After the decades marked by "plundring, sequestering, imprisoning and every other way persecuting all the rest of the loyal and orthodox Clergy of the Land, making not only their Loyalty and Orthodoxy, but their very Learning a Crime in them", the restoration of "a most excellent Church" was to be an important aspect of 18th century Anglican self-understanding:

the Remembrance we ought to have of this Day, that we should upon all Occasions shew ourselves truly zealous for our holy Religion; that pure reformed Religion, I mean, which is profess’d in this our established Protestant Church. For it was not the least of those Mercies which we received on this Day, that, by the Event of it, Enthusiasm had its Downfall, and Popery, which had been secretly at Work by it, was by that Means put farther from us. It cannot therefore be an unsuitable Return for us to make, but much the contrary, to endeavour by all the prudent Methods Christianity admits of, to preserve and propagate that Faith and Worship, which Heaven did as on this Day, with so many signal Marks of its Approbation, rescue and restore to us.

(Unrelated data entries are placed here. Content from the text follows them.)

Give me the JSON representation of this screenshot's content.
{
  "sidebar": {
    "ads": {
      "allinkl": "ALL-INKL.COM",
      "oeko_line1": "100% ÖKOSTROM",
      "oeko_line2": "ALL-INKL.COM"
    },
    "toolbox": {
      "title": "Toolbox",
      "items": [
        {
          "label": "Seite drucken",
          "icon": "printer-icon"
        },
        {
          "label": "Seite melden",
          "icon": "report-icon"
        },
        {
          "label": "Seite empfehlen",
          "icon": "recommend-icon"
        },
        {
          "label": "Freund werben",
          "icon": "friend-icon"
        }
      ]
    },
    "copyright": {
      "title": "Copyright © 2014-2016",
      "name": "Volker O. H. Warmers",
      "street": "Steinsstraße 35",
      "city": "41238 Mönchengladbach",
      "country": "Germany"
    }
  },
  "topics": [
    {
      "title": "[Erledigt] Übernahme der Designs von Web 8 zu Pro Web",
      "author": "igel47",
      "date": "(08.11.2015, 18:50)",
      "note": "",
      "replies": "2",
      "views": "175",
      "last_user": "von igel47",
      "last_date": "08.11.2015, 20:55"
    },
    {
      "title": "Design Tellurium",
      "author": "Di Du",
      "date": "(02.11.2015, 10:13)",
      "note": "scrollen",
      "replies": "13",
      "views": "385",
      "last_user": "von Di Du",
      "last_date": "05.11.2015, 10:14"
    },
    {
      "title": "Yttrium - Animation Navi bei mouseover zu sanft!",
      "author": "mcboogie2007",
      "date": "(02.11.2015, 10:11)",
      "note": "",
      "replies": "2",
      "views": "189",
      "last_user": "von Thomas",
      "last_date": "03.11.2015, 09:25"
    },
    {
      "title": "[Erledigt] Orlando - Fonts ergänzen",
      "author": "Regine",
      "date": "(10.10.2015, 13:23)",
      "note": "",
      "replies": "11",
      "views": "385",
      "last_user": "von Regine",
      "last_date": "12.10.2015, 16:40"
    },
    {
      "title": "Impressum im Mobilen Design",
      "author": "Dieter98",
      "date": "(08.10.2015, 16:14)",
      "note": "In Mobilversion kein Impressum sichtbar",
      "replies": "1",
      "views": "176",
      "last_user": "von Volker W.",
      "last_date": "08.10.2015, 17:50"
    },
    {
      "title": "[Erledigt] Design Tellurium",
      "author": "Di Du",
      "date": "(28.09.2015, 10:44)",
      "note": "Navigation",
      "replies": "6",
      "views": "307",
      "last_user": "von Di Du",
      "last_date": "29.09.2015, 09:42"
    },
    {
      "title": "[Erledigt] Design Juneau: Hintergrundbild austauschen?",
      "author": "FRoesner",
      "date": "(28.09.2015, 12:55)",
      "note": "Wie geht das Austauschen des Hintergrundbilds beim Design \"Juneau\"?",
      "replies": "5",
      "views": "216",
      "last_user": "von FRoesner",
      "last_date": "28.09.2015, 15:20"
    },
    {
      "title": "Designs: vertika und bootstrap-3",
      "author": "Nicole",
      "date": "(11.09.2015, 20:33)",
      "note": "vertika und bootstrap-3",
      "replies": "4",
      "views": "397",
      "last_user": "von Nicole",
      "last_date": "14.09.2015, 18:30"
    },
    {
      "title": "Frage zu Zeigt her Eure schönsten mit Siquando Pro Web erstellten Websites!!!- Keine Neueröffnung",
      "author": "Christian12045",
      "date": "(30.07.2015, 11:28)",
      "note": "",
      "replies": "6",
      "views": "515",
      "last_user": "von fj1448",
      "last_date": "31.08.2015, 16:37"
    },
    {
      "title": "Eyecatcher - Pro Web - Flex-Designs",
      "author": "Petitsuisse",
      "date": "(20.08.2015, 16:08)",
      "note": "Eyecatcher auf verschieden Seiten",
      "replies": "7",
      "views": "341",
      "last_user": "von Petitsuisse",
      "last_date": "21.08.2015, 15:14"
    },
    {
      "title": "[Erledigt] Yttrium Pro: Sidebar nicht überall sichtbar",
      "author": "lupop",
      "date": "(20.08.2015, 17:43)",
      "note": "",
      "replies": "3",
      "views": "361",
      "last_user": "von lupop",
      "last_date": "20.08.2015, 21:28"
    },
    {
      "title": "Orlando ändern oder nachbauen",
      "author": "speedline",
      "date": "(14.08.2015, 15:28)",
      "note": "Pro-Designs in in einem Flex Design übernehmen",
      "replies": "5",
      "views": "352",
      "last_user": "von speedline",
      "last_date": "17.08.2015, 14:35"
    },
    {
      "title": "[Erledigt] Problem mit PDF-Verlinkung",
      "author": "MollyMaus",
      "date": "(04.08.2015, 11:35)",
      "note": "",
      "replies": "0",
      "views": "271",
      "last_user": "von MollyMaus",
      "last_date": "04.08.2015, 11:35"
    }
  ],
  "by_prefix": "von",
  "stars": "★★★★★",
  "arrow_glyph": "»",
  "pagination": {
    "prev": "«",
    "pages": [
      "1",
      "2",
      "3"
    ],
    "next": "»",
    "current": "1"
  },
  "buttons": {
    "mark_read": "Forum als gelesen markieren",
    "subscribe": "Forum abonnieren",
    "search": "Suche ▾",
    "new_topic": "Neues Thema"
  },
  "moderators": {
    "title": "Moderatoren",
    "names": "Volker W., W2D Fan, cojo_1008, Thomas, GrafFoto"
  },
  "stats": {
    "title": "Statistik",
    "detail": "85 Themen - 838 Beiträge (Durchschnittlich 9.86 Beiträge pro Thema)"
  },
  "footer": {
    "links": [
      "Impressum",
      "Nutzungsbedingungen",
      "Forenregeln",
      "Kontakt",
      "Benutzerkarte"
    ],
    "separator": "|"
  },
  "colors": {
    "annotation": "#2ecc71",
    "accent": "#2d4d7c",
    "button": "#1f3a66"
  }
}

With the restoration of the constitutional and ecclesiastical orders, "Enthusiasm had its downfall", a phrase which wonderfully captures how 29th May was crucial to the Anglican imagination during the 'long 18th century'.  What is more, it points to what should remain an abiding Anglican concern: that Enthusiasm in politics and religion threatens the good gifts of constitutional order and ecclesiastical order, gifts integral to civic and ecclesial peace and flourishing.